The themes of the first film weakly repeat here. Under the influence of the internet and screen time, we've lost our empathy and humanity -- resulting in monsters? Moments before the internet-free camp director's nasty murder, he rails about the evils of the internet and society to his silent wife, who surely must have already heard this long list of grievances a thousand times before. Like the first film, this one also mocks the conventions of the horror genre. Characters routinely disregard their peril, playing into the hands of their killers.

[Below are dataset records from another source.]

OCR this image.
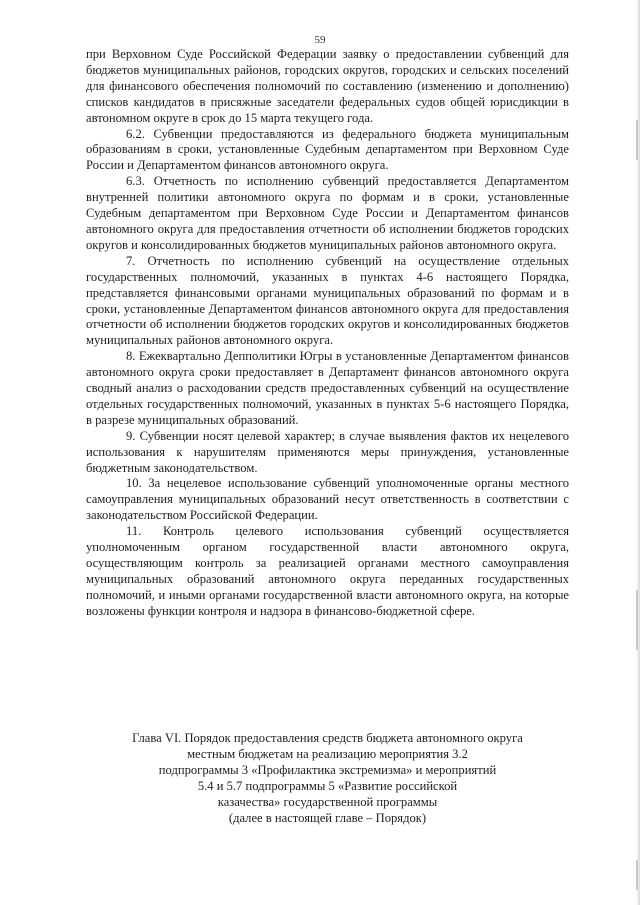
59

при Верховном Суде Российской Федерации заявку о предоставлении субвенций для бюджетов муниципальных районов, городских округов, городских и сельских поселений для финансового обеспечения полномочий по составлению (изменению и дополнению) списков кандидатов в присяжные заседатели федеральных судов общей юрисдикции в автономном округе в срок до 15 марта текущего года.

6.2. Субвенции предоставляются из федерального бюджета муниципальным образованиям в сроки, установленные Судебным департаментом при Верховном Суде России и Департаментом финансов автономного округа.

6.3. Отчетность по исполнению субвенций предоставляется Департаментом внутренней политики автономного округа по формам и в сроки, установленные Судебным департаментом при Верховном Суде России и Департаментом финансов автономного округа для предоставления отчетности об исполнении бюджетов городских округов и консолидированных бюджетов муниципальных районов автономного округа.

7. Отчетность по исполнению субвенций на осуществление отдельных государственных полномочий, указанных в пунктах 4-6 настоящего Порядка, представляется финансовыми органами муниципальных образований по формам и в сроки, установленные Департаментом финансов автономного округа для предоставления отчетности об исполнении бюджетов городских округов и консолидированных бюджетов муниципальных районов автономного округа.

8. Ежеквартально Депполитики Югры в установленные Департаментом финансов автономного округа сроки предоставляет в Департамент финансов автономного округа сводный анализ о расходовании средств предоставленных субвенций на осуществление отдельных государственных полномочий, указанных в пунктах 5-6 настоящего Порядка, в разрезе муниципальных образований.

9. Субвенции носят целевой характер; в случае выявления фактов их нецелевого использования к нарушителям применяются меры принуждения, установленные бюджетным законодательством.

10. За нецелевое использование субвенций уполномоченные органы местного самоуправления муниципальных образований несут ответственность в соответствии с законодательством Российской Федерации.

11. Контроль целевого использования субвенций осуществляется уполномоченным органом государственной власти автономного округа, осуществляющим контроль за реализацией органами местного самоуправления муниципальных образований автономного округа переданных государственных полномочий, и иными органами государственной власти автономного округа, на которые возложены функции контроля и надзора в финансово-бюджетной сфере.

Глава VI. Порядок предоставления средств бюджета автономного округа
местным бюджетам на реализацию мероприятия 3.2
подпрограммы 3 «Профилактика экстремизма» и мероприятий
5.4 и 5.7 подпрограммы 5 «Развитие российской
казачества» государственной программы
(далее в настоящей главе – Порядок)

One newbie miscreant sounds like a horror movie director. For him killing isn't enough. He wants to "build up some suspense" to scare victims before going in for the kill, an artist at heart. The monsters also discuss the relative nature of evil here ("Now we're the bad guys") that is amusing on its own but, inserted into the gory momentum, brings the action to a dead halt. With empathy for fellow artist-monsters, the director starts telling the story from the perspective of the monsters, a narrative trick played long ago in the Frankenstein story. In any case, those watching for the horror probably want their guts served up on a plate and really don't care much about monster character development. Whether it's a joke or an inadvertent commentary on growing violence, it's worth noting that a shy guy doesn't feel at home in the world until he becomes a hideous, murderous enemy of the people. After the credits roll, 90 seconds of narrative pop up, laying the groundwork for NSITWT 3. Be afraid.